Wednesday, August 12, 2015


Planning to see Mission: Impossible - Rogue Nation later this week, so decided to binge-watch my way through the first four films in the series so far. That’s a lot of Tom Cruise, but fortunately Ethan Hunt remains one of his better and more bearable roles, and you can’t argue that he consistently manages to bring it when it comes to delivering a big action set-piece in these movies (usually doing a vast majority of the stunt work himself).
The really cool thing about Brian De Palma’s Mission: Impossible (1996) is that it is as much a De Palma film as it is an effective updating of a 1960's television favourite. De Palma’s infamous Hitchcock homages and camera tricks actually serve the film really well here, and the screenplay by Robert (Chinatown) Towne delivers a few genuine twists along the way. John Woo’s follow-up, Mission: Impossible 2 (2000) has lots of visual flash but very little substance. It was probably one of the last of the big action movies done in the style that had been so popular during the nineties, before everything started becoming more gritty and grounded post-9/11. M: I 2 does have a pretty jaw-dropping opening sequence of Cruise climbing the treacherous Dead Horse Point in Utah.

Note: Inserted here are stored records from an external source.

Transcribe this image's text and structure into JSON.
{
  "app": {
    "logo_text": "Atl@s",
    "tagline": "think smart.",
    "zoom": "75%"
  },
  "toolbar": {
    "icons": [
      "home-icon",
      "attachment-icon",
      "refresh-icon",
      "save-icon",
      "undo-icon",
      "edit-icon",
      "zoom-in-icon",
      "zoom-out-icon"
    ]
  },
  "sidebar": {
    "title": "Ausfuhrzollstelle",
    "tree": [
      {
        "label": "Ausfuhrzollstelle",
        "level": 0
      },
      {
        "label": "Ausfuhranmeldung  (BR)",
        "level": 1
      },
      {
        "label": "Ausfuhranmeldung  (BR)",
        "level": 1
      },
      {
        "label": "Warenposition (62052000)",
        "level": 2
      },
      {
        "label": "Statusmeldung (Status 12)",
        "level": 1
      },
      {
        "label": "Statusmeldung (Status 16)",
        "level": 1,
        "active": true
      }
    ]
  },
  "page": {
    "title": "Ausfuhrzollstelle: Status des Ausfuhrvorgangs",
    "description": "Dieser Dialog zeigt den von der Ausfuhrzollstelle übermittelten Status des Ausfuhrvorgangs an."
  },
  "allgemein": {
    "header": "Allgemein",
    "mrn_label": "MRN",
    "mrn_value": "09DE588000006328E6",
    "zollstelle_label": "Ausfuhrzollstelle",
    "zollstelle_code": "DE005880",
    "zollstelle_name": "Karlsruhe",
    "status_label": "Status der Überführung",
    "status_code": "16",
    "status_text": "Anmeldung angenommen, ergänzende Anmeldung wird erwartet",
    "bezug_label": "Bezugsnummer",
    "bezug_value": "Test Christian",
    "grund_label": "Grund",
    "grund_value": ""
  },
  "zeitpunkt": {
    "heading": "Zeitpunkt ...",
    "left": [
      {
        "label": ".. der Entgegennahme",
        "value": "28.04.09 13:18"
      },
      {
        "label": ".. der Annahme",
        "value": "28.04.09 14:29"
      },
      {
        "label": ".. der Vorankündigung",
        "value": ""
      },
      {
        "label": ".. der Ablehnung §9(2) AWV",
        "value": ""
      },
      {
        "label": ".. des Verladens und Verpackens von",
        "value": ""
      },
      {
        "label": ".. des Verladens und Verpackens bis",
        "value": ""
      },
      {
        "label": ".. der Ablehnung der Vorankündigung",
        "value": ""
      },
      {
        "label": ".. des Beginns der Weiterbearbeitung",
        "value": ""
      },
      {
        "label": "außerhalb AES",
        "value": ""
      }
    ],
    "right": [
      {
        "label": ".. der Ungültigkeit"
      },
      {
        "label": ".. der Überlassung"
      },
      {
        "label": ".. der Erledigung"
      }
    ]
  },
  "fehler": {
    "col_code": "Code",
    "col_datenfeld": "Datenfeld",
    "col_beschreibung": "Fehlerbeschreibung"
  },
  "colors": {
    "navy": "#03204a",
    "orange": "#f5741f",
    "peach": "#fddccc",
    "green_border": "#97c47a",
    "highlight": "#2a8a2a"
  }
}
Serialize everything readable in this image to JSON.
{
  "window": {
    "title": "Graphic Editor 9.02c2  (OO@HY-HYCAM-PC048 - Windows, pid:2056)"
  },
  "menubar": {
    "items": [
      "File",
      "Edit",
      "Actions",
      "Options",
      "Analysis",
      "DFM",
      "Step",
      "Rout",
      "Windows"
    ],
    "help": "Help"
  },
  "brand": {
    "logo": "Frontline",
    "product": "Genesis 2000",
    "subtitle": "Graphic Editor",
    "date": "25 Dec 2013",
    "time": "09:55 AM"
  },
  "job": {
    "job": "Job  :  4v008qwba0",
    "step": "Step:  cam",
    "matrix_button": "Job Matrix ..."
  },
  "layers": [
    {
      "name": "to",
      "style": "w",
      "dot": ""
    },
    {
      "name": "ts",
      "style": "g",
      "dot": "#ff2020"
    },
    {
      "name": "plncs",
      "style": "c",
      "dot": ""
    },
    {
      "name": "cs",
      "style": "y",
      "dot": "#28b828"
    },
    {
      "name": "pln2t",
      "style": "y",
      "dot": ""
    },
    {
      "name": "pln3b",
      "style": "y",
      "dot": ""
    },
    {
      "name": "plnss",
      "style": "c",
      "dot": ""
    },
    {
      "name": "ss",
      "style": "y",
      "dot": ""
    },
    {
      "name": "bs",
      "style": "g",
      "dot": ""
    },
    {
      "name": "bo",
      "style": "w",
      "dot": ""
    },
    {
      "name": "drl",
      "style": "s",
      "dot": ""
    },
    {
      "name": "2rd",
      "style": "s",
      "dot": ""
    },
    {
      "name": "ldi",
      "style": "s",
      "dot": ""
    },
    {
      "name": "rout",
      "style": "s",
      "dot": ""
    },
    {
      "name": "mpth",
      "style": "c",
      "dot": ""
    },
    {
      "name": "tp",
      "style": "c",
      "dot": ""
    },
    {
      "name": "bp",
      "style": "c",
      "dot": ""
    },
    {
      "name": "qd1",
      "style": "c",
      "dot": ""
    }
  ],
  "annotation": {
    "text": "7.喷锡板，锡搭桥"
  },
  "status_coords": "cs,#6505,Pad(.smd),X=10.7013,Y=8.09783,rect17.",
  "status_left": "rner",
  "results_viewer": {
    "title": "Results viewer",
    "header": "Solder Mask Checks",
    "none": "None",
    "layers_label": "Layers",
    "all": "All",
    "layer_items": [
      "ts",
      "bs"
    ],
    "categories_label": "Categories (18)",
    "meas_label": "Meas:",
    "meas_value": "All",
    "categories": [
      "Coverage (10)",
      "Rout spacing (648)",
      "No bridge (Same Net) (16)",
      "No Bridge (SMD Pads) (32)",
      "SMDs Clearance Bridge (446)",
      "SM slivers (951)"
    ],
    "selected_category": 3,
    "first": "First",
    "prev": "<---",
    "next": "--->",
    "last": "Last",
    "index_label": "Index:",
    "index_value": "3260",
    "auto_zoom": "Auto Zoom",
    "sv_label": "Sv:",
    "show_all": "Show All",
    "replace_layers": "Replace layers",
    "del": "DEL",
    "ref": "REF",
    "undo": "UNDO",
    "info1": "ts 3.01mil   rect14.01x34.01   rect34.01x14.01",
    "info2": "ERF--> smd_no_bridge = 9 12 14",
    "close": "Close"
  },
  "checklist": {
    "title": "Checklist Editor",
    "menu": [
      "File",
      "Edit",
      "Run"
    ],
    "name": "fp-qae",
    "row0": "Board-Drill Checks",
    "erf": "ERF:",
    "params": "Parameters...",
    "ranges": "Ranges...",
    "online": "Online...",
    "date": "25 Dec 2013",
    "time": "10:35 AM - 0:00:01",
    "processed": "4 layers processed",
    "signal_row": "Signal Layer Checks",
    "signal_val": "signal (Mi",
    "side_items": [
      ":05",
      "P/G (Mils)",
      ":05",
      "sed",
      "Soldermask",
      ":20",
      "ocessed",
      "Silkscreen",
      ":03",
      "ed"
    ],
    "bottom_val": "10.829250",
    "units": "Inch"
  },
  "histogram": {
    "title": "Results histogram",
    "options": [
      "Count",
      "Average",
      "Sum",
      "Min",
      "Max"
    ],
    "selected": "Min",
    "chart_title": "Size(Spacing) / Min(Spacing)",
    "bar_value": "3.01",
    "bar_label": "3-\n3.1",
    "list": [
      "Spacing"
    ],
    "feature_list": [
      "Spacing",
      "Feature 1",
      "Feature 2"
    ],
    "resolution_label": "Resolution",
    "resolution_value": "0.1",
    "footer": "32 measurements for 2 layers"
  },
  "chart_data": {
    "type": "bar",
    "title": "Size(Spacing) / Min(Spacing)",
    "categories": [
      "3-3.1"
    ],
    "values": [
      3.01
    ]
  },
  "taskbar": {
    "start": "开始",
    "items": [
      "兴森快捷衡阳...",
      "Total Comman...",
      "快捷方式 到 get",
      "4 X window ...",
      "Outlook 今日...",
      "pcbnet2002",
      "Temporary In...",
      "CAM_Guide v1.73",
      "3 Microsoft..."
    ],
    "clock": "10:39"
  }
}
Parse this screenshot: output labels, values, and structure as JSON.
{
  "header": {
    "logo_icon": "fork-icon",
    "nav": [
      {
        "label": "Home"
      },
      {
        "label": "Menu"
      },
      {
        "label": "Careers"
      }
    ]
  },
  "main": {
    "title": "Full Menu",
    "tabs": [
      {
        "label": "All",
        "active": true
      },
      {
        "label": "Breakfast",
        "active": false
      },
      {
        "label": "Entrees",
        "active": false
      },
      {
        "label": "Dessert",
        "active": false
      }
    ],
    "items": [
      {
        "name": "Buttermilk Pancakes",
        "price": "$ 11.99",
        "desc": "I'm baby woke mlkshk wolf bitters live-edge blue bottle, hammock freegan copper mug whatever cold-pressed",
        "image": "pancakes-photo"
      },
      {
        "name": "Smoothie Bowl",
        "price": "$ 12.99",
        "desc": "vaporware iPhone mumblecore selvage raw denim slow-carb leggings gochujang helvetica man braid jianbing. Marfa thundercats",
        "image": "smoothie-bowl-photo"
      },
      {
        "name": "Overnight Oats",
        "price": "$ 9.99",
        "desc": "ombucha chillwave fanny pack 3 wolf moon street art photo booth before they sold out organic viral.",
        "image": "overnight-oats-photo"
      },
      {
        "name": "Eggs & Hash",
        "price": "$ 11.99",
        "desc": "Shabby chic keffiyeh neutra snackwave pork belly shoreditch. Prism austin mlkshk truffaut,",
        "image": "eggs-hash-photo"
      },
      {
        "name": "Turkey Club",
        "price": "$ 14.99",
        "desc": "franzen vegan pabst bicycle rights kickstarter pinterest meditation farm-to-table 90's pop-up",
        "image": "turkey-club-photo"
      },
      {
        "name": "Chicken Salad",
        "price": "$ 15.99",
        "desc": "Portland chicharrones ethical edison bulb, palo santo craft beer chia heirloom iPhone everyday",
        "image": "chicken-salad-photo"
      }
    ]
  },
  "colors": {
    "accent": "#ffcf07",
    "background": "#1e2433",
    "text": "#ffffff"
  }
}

J.J. Abrams, who rebooted the Star Trek franchise recently and hopes to successfully do the same with Star Wars later this year, made his feature directorial debut with Mission: Impossible 3 (2006), which tried to focus as much on Ethan Hunt’s life away from the job as when he was on it. From the rapid editing to the more washed-out colour palette, you can tell this film was made in the immediate post-Bourne Identity years, and it’s my least favourite of the M:I films, though Philip Seymour Hoffman makes an interesting villain. I saw Brad Bird’s Mission: Impossible - Ghost Protocol (2011) on the Melbourne IMAX screen and those shots of Cruise mountaineering about on Burj Khalifa tower in Mumbai, the world’s tallest building, were dizzying indeed, and the sequence still manages to produce white knuckles in the living room. A few other great action sequences and a couple of tense situations make Ghost Protocol my favourite of the sequels so far.
Unfortunately, none of the Mission: Impossible films play the classic Lalo Schifrin theme as well as the man himself did in the original 1966 - 1973 television series.